First, the good news: Murray, who has made playing this kind of aging, quirky loser his stock-in-trade for some time now, is his usual reliable self. Maybe even slightly better: He’s less deadpan than usual, giving Vincent some genuine emotional volatility. This isn’t the alienated Bill Murray of Broken Flowers or Lost in Translation; this guy’s too poor, too desperate, maybe even too angry to be jaded. That lends Vincent just enough of an edge to help mitigate the film’s big problem, which is that it might as well have been written by a computer.

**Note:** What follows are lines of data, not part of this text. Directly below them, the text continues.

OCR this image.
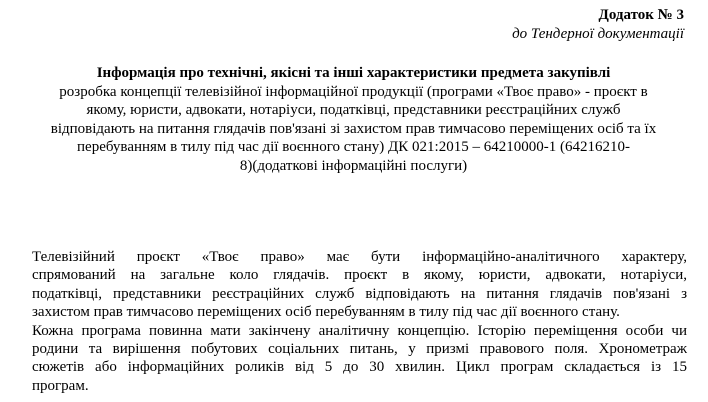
Додаток № 3
до Тендерної документації
Інформація про технічні, якісні та інші характеристики предмета закупівлі
розробка концепції телевізійної інформаційної продукції (програми «Твоє право» - проєкт в
якому, юристи, адвокати, нотаріуси, податківці, представники реєстраційних служб
відповідають на питання глядачів пов'язані зі захистом прав тимчасово переміщених осіб та їх
перебуванням в тилу під час дії воєнного стану) ДК 021:2015 – 64210000-1 (64216210-
8)(додаткові інформаційні послуги)
Телевізійний проєкт «Твоє право» має бути інформаційно-аналітичного характеру,
спрямований на загальне коло глядачів. проєкт в якому, юристи, адвокати, нотаріуси,
податківці, представники реєстраційних служб відповідають на питання глядачів пов'язані з
захистом прав тимчасово переміщених осіб перебуванням в тилу під час дії воєнного стану.
Кожна програма повинна мати закінчену аналітичну концепцію. Історію переміщення особи чи
родини та вирішення побутових соціальних питань, у призмі правового поля. Хронометраж
сюжетів або інформаційних роликів від 5 до 30 хвилин. Цикл програм складається із 15
програм.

It’s not just the film’s broad strokes that feel programmed, it’s the small details as well, right down to the calculatedly offbeat dialogue. (Vincent: “You gotta learn to defend yourself.” Oliver: “I’m small, if you haven’t noticed.” Vincent: “So was Hitler.”) But the film is sincere, and doesn’t even seem to mind that it’s telegraphing everything well ahead of time. Early on, Oliver’s religion teacher (Chris O’Dowd) assigns the students a project of finding real-life “saints among us,” and it’s no surprise where that subplot is headed; look at the film’s title. That writer-director Ted Melfi is self-aware — that he embraces the clichés — doesn’t give him a dispensation, however. Frankly, he’s lucky he’s got Bill Murray. A great actor’s unpredictable performance narrowly saves this otherwise hopelessly predictable film.